The artworks are framed within a trilogy of projects — entitled The Pictorial Bible series — that spanned fifteen years: Settings of the Psalms (2000); Seal Up the Vision and Prophecy (2007); and The Bible in Translation (2015). The outcome of each project was an exhibition and accompanying illustrated catalogue. The catalogues include an extensive essay describing the visual, biblical, and theological underpinning of the artworks, and their procedural systems.
I’m now sufficiently distant from the series for it to sit comfortably in my past. ‘It is finished!’ Nevertheless, the undergirding principle — that of translating biblical (and, now, religious) texts in the form of found sounds and recorded speech, presently — into artworks, endures.
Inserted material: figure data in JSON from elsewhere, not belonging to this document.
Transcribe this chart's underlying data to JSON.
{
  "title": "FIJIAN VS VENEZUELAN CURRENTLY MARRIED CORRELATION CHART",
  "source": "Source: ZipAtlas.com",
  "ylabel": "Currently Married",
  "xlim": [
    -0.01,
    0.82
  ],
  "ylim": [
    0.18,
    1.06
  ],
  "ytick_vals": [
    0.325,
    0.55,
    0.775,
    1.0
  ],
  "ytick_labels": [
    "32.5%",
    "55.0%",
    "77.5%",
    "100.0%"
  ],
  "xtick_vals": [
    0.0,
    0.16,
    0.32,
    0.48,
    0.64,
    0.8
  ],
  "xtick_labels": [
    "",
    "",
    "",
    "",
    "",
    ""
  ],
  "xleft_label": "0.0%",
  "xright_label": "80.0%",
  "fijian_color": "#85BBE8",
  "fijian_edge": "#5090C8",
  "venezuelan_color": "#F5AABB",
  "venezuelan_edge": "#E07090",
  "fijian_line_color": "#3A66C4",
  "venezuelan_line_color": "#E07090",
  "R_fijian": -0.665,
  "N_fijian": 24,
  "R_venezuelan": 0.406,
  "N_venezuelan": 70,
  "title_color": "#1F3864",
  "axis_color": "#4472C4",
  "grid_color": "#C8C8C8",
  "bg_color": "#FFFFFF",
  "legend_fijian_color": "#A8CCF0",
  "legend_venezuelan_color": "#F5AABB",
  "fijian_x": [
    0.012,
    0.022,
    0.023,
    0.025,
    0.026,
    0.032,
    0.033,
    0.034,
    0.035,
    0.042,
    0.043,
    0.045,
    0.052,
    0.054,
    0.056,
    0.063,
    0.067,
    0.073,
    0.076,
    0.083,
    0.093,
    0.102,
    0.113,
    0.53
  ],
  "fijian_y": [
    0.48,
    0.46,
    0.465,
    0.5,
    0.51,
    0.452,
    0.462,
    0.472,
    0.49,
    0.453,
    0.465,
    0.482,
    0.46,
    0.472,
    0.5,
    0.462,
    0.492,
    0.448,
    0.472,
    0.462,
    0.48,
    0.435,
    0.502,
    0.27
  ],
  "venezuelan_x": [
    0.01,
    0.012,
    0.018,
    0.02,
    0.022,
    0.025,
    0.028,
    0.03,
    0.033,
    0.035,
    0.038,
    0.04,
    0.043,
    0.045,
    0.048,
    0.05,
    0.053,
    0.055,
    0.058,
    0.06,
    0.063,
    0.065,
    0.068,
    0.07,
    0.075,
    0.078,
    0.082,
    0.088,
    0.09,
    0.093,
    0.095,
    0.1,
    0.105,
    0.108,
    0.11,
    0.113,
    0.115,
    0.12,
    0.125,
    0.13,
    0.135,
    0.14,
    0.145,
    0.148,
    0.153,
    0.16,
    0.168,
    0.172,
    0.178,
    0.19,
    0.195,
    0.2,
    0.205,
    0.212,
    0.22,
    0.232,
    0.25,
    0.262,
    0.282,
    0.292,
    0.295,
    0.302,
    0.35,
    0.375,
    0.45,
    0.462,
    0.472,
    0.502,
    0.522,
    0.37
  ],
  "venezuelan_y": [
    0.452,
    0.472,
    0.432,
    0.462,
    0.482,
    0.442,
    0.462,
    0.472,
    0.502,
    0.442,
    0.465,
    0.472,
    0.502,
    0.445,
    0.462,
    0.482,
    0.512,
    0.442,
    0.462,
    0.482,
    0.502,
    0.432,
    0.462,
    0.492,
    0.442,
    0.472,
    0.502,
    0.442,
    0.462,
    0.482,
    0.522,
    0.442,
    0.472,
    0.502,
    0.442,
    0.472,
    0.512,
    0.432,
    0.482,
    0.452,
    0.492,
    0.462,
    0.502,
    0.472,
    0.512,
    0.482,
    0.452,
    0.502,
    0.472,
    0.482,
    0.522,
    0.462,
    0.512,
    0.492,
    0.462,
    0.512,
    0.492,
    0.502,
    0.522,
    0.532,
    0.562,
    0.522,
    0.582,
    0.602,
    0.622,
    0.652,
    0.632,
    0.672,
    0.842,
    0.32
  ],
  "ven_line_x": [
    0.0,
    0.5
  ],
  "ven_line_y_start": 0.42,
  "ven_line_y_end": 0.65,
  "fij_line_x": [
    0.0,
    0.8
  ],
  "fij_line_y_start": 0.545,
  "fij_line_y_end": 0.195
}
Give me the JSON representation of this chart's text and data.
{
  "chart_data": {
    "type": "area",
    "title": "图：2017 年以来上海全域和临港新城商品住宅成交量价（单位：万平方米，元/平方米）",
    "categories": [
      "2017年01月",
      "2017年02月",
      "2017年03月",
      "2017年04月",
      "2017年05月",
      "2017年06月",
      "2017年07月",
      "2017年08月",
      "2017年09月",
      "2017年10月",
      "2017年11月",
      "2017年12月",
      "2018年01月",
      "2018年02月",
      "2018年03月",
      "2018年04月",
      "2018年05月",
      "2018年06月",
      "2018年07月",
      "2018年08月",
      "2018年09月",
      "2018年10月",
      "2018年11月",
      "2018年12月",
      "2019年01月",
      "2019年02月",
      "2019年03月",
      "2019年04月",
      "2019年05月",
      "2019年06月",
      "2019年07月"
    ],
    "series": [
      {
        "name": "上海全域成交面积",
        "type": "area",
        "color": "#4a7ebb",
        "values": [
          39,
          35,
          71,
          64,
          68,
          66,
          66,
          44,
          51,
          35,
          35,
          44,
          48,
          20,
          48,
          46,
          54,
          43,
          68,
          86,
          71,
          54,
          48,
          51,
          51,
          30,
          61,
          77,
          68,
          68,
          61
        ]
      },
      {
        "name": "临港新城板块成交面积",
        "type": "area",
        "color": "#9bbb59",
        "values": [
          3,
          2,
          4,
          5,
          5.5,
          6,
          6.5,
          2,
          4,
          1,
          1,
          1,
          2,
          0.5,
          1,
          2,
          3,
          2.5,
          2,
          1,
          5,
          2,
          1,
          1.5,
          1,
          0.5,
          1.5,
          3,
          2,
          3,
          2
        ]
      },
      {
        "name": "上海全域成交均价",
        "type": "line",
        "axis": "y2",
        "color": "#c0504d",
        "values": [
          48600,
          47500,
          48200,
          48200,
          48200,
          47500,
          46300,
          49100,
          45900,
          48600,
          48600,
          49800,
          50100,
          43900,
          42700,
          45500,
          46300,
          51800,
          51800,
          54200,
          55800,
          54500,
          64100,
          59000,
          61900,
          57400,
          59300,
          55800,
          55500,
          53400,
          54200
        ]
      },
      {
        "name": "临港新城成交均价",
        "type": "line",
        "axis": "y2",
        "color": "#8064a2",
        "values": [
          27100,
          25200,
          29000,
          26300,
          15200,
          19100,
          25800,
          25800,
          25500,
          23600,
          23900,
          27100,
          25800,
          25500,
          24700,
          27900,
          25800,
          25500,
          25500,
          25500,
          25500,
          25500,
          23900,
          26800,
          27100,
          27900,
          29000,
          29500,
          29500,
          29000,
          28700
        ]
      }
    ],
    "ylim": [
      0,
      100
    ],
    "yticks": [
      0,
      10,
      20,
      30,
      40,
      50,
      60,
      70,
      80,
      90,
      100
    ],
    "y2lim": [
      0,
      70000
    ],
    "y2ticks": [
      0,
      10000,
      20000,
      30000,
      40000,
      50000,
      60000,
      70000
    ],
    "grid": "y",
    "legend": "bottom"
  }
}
The third instalment of the series was conceived as both a visual and an audible enquiry; as such, it built a bridge to The Aural Bible series. This began in 2015, and has preoccupied me ever since. The transition from visual art to sound art represented a more uncompromising response to The Pictorial Bible series’ objective: to render the Bible ‘invisibly’. For, the sonic ‘image’ is immaterial and without perceivable form — other than as a graphic representation on a Digital Audio Workstation application. (Which, too, is an abstraction of the source.)
By the close of the trilogy, my ambition had been realised. I could no longer justify casting any further artworks in this direction. In effect, my visual art practice drew to a standstill. Painting, drawing, collage etc. may come into focus once again, but only when ideas that require a visual articulation present themselves. If and when they do, the visual conceptualisation and image-making process will be coloured by what has taken place, creatively speaking, between the end of The Pictorial Bible series and The Aural Bible series to date.
Just as art history and art practice came together in 1999, so too visual art and sound art practices are presently and steadily closing-in on one another, like parallel lines moving towards the centre of vision on the horizon. ‘Integration’ is a word of exhortation that has blazed down from above ever since I began my career.